United Kingdom - Banking and securities

The United Kingdom is known throughout the world for its expertise in the field of banking, ranking third in the world after New York and Tokyo. Most activity takes place in the City of London, which has the greatest concentration of banks and the largest insurance market in the world. Until the Labour government of Tony Blair disengaged it from the Treasury, The Bank of England, established in 1694 as a corporate body and nationalized in 1946, held the main government accounts, acted as government agent for the issue and registration of government loans and other financial operations, and was the central note-issuing authority, with the sole right to issue bank notes in England and Wales (some banks in Scotland and Northern Ireland have limited note-issuing rights). It administered exchange control for the Treasury and is responsible for the application of the government's monetary policy to other banks and financial institutions. After its separation from the Treasury, the Bank of England retained the power to establish interest rates, while the Treasury continued to reign in public spending.

The banks handling most domestic business are mainly limited liability companies. The four major clearing commercial banking groups are Barclays, Lloyds, Midland, and National Westminster. These banks carry out most of the commercial banking in England and Wales. In Scotland, which has its own clearing system, there are three clearing banks: the Bank of Scotland, the Clydesdale Bank, and the Royal Bank of Scotland.

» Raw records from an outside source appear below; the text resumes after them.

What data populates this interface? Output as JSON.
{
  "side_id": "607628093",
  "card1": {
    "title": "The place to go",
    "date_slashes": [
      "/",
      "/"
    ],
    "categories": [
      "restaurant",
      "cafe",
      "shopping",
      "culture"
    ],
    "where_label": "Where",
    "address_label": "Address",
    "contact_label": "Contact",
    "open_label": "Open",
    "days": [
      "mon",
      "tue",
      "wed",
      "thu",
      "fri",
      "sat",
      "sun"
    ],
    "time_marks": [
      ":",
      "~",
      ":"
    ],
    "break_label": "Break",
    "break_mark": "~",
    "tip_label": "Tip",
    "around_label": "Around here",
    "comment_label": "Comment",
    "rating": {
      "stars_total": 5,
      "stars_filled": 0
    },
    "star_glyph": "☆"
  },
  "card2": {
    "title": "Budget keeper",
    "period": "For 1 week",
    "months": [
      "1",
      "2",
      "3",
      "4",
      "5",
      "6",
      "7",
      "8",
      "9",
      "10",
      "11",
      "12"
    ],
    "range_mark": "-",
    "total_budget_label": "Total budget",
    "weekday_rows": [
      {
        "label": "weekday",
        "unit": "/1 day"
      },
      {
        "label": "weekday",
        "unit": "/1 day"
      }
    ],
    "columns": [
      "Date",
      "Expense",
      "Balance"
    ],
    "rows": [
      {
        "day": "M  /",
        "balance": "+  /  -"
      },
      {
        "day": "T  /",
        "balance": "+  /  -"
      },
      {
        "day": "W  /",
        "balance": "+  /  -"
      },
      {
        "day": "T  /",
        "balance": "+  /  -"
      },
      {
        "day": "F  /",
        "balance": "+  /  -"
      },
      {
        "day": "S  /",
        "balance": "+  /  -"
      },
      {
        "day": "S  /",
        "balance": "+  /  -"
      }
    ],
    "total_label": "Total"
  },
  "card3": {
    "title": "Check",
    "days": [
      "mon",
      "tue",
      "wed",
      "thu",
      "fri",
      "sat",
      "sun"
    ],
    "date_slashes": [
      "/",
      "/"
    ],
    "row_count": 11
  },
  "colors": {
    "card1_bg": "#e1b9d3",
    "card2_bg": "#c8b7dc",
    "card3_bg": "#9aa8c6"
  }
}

Other institutions, notably the building societies, have begun to compete with the clearing banks by providing current and deposit account facilities.

There are concerns that Frankfurt, Germany, will develop as the major financial center in the EU. The City of London's role in this context is under threat mainly because Frankfurt is the site of the European Central Bank, which controls monetary policy for the euro-area EU states.

The National Savings Movement, started in 1916, encourages widespread savings investment by small depositors in trustee savings banks and the National Savings Bank (formerly known as the Post Office Savings Bank), the largest organization of its kind in the world, with about 20,000 in post offices. Merchant banks are of great importance in the financing of trade, both domestic and overseas. In addition, about 275 overseas banks are directly represented in London.

After the "Big Bang"—the deregulation of the UK's financial markets—the Financial Services Act, which became law in November 1986, set out a system of self-regulating organizations (SROs) to oversee operations in different markets under the overall control of an umbrella body, the Securities and Investment Board (SIB). In 1996 there were five SROs covering the main financial activities, and since April 1988 any firm conducting investment business must have authorization to do so from the appropriate SRO. The International Monetary Fund reports that in 2001, M2—an aggregate equal to currency and demand deposits plus savings deposits, small time deposits, and money market mutual funds—was $1,626.6 billion. The money market rate, the rate at which financial institutions lend to one another in the short term, was 5.08%.

In 1762, a club of securities dealers was formed in London to fix rules for market transactions, and in 1773 the first stock exchange was opened in London. In 1801, the London Stock Exchange was constructed on part of its present site; since that time, it has provided a market for the purchase and sale of securities and has played an important part in providing new capital for industry. Some 2,600 companies were listed in the mid-1990s, with a total market capitalization of £4.8 trillion. The Stock Exchange opened to international competition in October 1986, permitting wider ownership of member firms. Minimum rates of commission on stock sales were abolished. In April 1982, the London Gold Futures Market began operations; it is the only market in Europe making possible worldwide, round-the-clock futures dealings in the metal.